In one single sentence the dean of contemporary Darwinism has undone all the arguments that have ever been adduced against teaching intelligent design in public schools. Those arguments have been founded on two premises: Intelligent design is all about God, and, second, God doesn't belong in the science classroom. Now the Charles Simonyi Professor of the Public Understanding of Science at Oxford University has assured us that indeed God does belong in the science classroom. I'm sure the ACLU and Judge John Jones of the Dover Intelligent Design trial were not amused to read this.

Lest you think you maybe didn't read him right here he is again on pages 72 and 73: "I shall suggest that the existence of God is a scientific hypothesis like any other...it belongs in the same...box as the controversies over the Permian and Cretaceous extinctions. God's existence or non-existence is a scientific fact about the universe..." And again on p. 82: The presence or absence of a super-intelligence is unequivocally a scientific question....So also is the truth or falsehood of every one of the miracle stories...."

As more than one commenter on the book has observed, one can almost hear Dawkins' Darwinian comrades yelling at him: "Richard, please shut up! You're giving away the game!"

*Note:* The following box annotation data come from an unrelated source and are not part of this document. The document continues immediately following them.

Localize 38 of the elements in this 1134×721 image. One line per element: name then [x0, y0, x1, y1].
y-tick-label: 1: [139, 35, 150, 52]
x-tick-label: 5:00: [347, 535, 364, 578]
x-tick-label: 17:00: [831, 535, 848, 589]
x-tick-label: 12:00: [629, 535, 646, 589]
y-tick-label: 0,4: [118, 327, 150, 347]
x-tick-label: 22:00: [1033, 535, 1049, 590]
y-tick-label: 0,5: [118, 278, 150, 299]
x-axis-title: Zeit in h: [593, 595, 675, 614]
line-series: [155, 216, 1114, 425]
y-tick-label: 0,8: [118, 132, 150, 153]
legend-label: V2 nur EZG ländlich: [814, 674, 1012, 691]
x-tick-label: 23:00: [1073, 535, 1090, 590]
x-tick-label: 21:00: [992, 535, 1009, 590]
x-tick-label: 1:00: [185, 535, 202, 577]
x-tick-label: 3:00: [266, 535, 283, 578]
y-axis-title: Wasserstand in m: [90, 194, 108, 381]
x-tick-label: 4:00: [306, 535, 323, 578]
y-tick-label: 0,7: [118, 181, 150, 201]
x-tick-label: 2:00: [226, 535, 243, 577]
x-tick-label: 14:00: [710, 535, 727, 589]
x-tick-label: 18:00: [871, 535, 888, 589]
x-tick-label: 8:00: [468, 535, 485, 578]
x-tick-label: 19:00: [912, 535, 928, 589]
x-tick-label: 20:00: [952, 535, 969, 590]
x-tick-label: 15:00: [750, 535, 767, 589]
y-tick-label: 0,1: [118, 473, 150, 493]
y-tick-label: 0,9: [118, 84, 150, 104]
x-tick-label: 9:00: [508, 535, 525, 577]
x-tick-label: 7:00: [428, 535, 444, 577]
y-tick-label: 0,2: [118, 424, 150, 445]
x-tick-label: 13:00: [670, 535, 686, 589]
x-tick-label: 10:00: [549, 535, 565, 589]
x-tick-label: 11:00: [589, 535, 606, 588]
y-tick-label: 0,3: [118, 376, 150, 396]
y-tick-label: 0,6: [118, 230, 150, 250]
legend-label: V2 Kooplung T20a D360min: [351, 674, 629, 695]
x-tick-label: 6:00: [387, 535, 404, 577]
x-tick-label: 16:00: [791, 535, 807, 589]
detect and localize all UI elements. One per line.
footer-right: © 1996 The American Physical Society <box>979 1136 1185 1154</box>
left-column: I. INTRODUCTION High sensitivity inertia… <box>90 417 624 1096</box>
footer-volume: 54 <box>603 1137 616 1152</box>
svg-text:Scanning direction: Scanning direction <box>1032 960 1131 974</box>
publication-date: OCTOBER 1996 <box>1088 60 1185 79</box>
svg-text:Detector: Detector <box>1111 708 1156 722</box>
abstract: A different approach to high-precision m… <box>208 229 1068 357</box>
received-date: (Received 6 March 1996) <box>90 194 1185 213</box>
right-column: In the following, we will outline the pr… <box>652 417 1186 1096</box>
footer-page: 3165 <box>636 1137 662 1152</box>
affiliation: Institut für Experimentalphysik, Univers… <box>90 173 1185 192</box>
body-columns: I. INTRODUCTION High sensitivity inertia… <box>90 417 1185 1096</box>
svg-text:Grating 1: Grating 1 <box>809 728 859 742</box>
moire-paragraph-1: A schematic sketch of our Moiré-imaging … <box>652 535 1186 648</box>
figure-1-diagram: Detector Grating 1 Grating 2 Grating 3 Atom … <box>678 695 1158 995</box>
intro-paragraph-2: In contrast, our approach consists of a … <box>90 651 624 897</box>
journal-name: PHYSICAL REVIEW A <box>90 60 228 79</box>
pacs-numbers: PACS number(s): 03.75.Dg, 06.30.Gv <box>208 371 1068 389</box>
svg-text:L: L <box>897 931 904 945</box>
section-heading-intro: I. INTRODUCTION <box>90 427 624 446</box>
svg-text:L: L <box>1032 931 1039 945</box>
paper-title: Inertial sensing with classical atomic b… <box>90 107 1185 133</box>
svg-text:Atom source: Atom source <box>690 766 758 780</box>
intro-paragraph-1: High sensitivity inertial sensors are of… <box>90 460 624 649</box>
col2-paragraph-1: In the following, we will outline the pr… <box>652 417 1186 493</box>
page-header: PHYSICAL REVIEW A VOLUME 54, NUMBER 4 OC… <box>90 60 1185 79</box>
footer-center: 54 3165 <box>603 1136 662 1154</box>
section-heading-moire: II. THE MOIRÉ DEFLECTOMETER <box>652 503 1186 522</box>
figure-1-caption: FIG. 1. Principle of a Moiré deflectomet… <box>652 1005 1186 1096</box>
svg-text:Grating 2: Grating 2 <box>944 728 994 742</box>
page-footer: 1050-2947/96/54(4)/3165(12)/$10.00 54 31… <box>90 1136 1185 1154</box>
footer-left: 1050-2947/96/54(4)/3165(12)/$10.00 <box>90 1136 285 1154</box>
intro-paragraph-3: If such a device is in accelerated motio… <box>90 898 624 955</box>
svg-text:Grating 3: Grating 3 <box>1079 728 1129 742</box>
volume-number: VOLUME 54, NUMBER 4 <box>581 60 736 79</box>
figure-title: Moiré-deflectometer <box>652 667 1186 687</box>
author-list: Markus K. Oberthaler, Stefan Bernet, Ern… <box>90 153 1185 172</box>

The rest of chapter 2 is given to scoffing at such things as prayer experiments and those evolutionists who deny that evolution leads to atheism: "Any creationist lawyer who got me on the stand could instantly win over the jury simply by asking me: 'Has your knowledge of evolution influenced you in the direction of becoming an atheist?' I would have to answer yes and, at one stroke, I would have lost the jury."

Yes, and he's also blown the case for keeping intelligent design out of our science classes. If ID is forbidden because it points to God, why should not evolution be forbidden because it points away from God? If we are going to allow our children to be taught the one, why not the other?